— Oj tak, tak! — zgodził się stary kapitan, udekorowany białym krzyżem św. Jerzego. — Stary Pahlen głowi się nad tem skąd wziąć uzupełnienie dla pułków, bo straty mieliśmy ciężkie. Przeklęte Polaki biły się dziś tak wściekle, że nasze młode pułki poszły w rozsypkę. „Swołocz“[1] — to nie wojsko! Wszystkie należy odesłać na tyły i inne podciągnąć pułki...
— Bili się Polacy istotnie zdumiewająco! — zawołał inny oficer. — Czy wiecie, że oni najpierw wystrzelali wszystkich starszych oficerów?
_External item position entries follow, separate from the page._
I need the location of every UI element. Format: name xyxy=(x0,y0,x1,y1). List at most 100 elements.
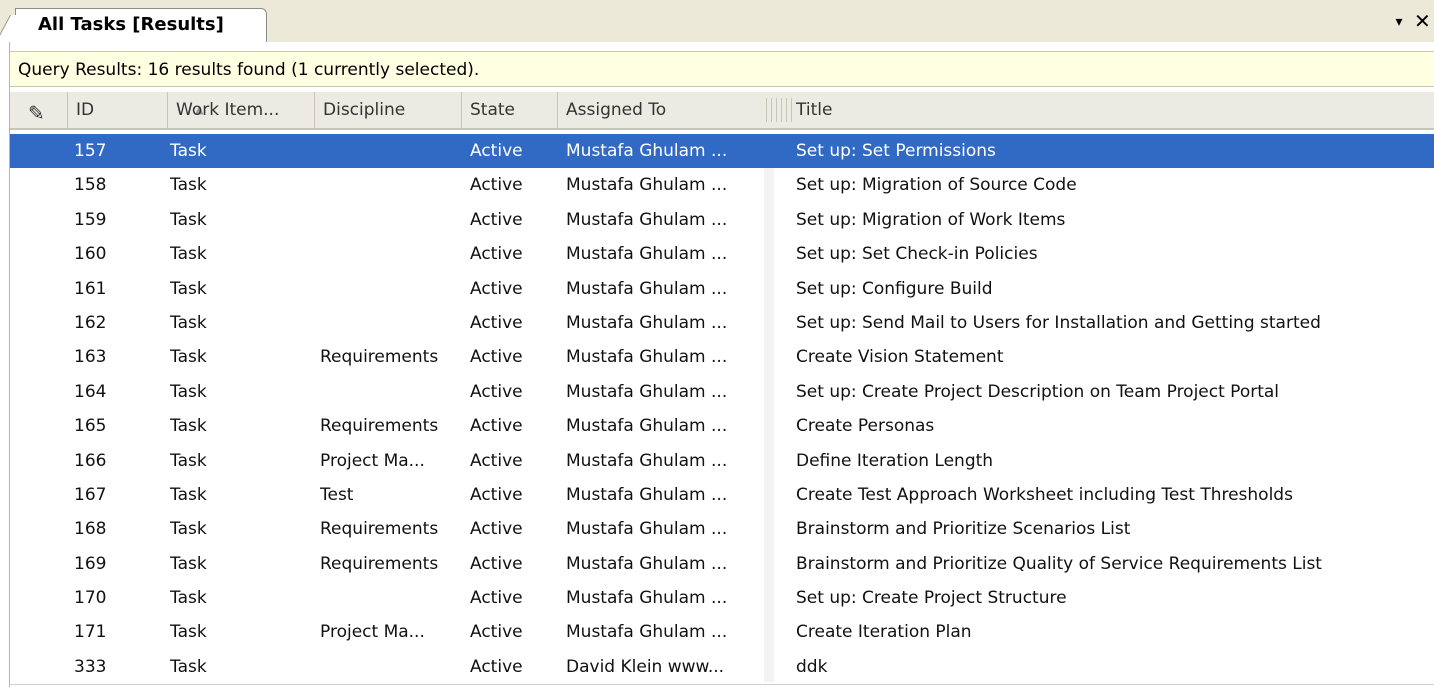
cell-state: Active xyxy=(470,141,523,161)
cell-work-item-type: Task xyxy=(170,553,207,574)
results-grid-body: 157 Task Active Mustafa Ghulam ... Set u… xyxy=(10,134,1434,684)
cell-work-item-type: Task xyxy=(170,656,207,677)
cell-assigned-to: Mustafa Ghulam ... xyxy=(566,347,728,368)
cell-title: ddk xyxy=(796,656,828,677)
cell-state: Active xyxy=(470,175,523,196)
cell-state: Active xyxy=(470,244,523,265)
cell-state: Active xyxy=(470,519,523,540)
cell-assigned-to: Mustafa Ghulam ... xyxy=(566,484,728,505)
column-header-title[interactable]: Title xyxy=(788,92,1428,128)
table-row[interactable]: 167 Task Test Active Mustafa Ghulam ... … xyxy=(10,478,1434,512)
cell-work-item-type: Task xyxy=(170,312,207,333)
cell-assigned-to: Mustafa Ghulam ... xyxy=(566,141,728,161)
cell-assigned-to: Mustafa Ghulam ... xyxy=(566,553,728,574)
cell-state: Active xyxy=(470,278,523,299)
cell-work-item-type: Task xyxy=(170,209,207,230)
cell-state: Active xyxy=(470,312,523,333)
table-row[interactable]: 333 Task Active David Klein www... ddk xyxy=(10,650,1434,684)
cell-title: Create Personas xyxy=(796,416,935,437)
cell-id: 160 xyxy=(74,244,107,265)
cell-id: 157 xyxy=(74,141,107,161)
cell-assigned-to: Mustafa Ghulam ... xyxy=(566,312,728,333)
cell-title: Set up: Set Check-in Policies xyxy=(796,244,1038,265)
cell-assigned-to: Mustafa Ghulam ... xyxy=(566,519,728,540)
pencil-icon: ✎ xyxy=(28,101,45,125)
cell-id: 169 xyxy=(74,553,107,574)
cell-id: 161 xyxy=(74,278,107,299)
cell-state: Active xyxy=(470,656,523,677)
cell-assigned-to: Mustafa Ghulam ... xyxy=(566,209,728,230)
column-header-label: Work Item... xyxy=(176,100,280,120)
cell-title: Create Test Approach Worksheet including… xyxy=(796,484,1293,505)
cell-title: Set up: Create Project Structure xyxy=(796,588,1067,609)
column-header-discipline[interactable]: Discipline xyxy=(315,92,462,128)
window-dropdown-icon[interactable]: ▾ xyxy=(1388,10,1410,34)
close-icon[interactable]: ✕ xyxy=(1414,8,1434,34)
cell-state: Active xyxy=(470,484,523,505)
table-row[interactable]: 161 Task Active Mustafa Ghulam ... Set u… xyxy=(10,272,1434,306)
cell-assigned-to: David Klein www... xyxy=(566,656,725,677)
table-row[interactable]: 165 Task Requirements Active Mustafa Ghu… xyxy=(10,409,1434,443)
column-header-assigned-to[interactable]: Assigned To xyxy=(558,92,758,128)
cell-title: Set up: Configure Build xyxy=(796,278,993,299)
cell-title: Brainstorm and Prioritize Quality of Ser… xyxy=(796,553,1322,574)
column-header-state[interactable]: State xyxy=(462,92,558,128)
cell-title: Set up: Set Permissions xyxy=(796,141,996,161)
cell-state: Active xyxy=(470,209,523,230)
cell-discipline: Requirements xyxy=(320,416,439,437)
cell-discipline: Requirements xyxy=(320,519,439,540)
table-row[interactable]: 158 Task Active Mustafa Ghulam ... Set u… xyxy=(10,168,1434,202)
cell-id: 164 xyxy=(74,381,107,402)
table-row[interactable]: 160 Task Active Mustafa Ghulam ... Set u… xyxy=(10,237,1434,271)
column-header-label: Title xyxy=(796,100,833,120)
table-row[interactable]: 162 Task Active Mustafa Ghulam ... Set u… xyxy=(10,306,1434,340)
cell-title: Create Vision Statement xyxy=(796,347,1004,368)
cell-assigned-to: Mustafa Ghulam ... xyxy=(566,278,728,299)
cell-discipline: Requirements xyxy=(320,553,439,574)
cell-discipline: Project Ma... xyxy=(320,622,425,643)
tab-all-tasks-results[interactable]: All Tasks [Results] xyxy=(15,8,267,42)
table-row[interactable]: 159 Task Active Mustafa Ghulam ... Set u… xyxy=(10,203,1434,237)
column-header-label: ID xyxy=(76,100,95,120)
tab-label: All Tasks [Results] xyxy=(38,14,224,35)
table-row[interactable]: 164 Task Active Mustafa Ghulam ... Set u… xyxy=(10,375,1434,409)
table-row[interactable]: 171 Task Project Ma... Active Mustafa Gh… xyxy=(10,615,1434,649)
cell-id: 162 xyxy=(74,312,107,333)
cell-id: 171 xyxy=(74,622,107,643)
column-header-label: Assigned To xyxy=(566,100,667,120)
column-header-id[interactable]: ID ▲ xyxy=(68,92,203,128)
cell-id: 159 xyxy=(74,209,107,230)
cell-discipline: Test xyxy=(320,484,354,505)
cell-state: Active xyxy=(470,381,523,402)
cell-work-item-type: Task xyxy=(170,175,207,196)
cell-assigned-to: Mustafa Ghulam ... xyxy=(566,244,728,265)
cell-work-item-type: Task xyxy=(170,484,207,505)
cell-id: 163 xyxy=(74,347,107,368)
table-row[interactable]: 166 Task Project Ma... Active Mustafa Gh… xyxy=(10,444,1434,478)
cell-title: Set up: Create Project Description on Te… xyxy=(796,381,1280,402)
cell-id: 158 xyxy=(74,175,107,196)
cell-work-item-type: Task xyxy=(170,141,207,161)
cell-state: Active xyxy=(470,553,523,574)
table-row[interactable]: 168 Task Requirements Active Mustafa Ghu… xyxy=(10,512,1434,546)
column-header-label: Discipline xyxy=(323,100,406,120)
grid-bottom-border xyxy=(10,684,1434,685)
cell-title: Set up: Migration of Source Code xyxy=(796,175,1077,196)
cell-title: Brainstorm and Prioritize Scenarios List xyxy=(796,519,1131,540)
cell-work-item-type: Task xyxy=(170,622,207,643)
results-grid-header: ✎ ID ▲ Work Item... Discipline State Ass… xyxy=(10,92,1434,130)
column-header-edit[interactable]: ✎ xyxy=(10,92,68,128)
cell-title: Define Iteration Length xyxy=(796,450,994,471)
cell-assigned-to: Mustafa Ghulam ... xyxy=(566,588,728,609)
cell-state: Active xyxy=(470,622,523,643)
column-header-label: State xyxy=(470,100,515,120)
cell-id: 170 xyxy=(74,588,107,609)
cell-title: Create Iteration Plan xyxy=(796,622,972,643)
cell-assigned-to: Mustafa Ghulam ... xyxy=(566,622,728,643)
cell-work-item-type: Task xyxy=(170,450,207,471)
table-row[interactable]: 157 Task Active Mustafa Ghulam ... Set u… xyxy=(10,134,1434,169)
table-row[interactable]: 169 Task Requirements Active Mustafa Ghu… xyxy=(10,547,1434,581)
column-header-work-item-type[interactable]: Work Item... xyxy=(168,92,315,128)
table-row[interactable]: 170 Task Active Mustafa Ghulam ... Set u… xyxy=(10,581,1434,615)
table-row[interactable]: 163 Task Requirements Active Mustafa Ghu… xyxy=(10,340,1434,374)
Zeszli z pola bitwy generałowie Suchozanet, Afrosimow, Własów i Czuchnin, a w bataljonach to chyba żadnego dowódcy nie zostało!...
— Spasi Bog![2] — zawołał z przerażeniem w głosie Lis. — Tembardziej musimy jechać, bo jutro, z pewnością, zaczniemy atak, a sztab nic nie wie, że Polacy otrzymali świeże posiłki!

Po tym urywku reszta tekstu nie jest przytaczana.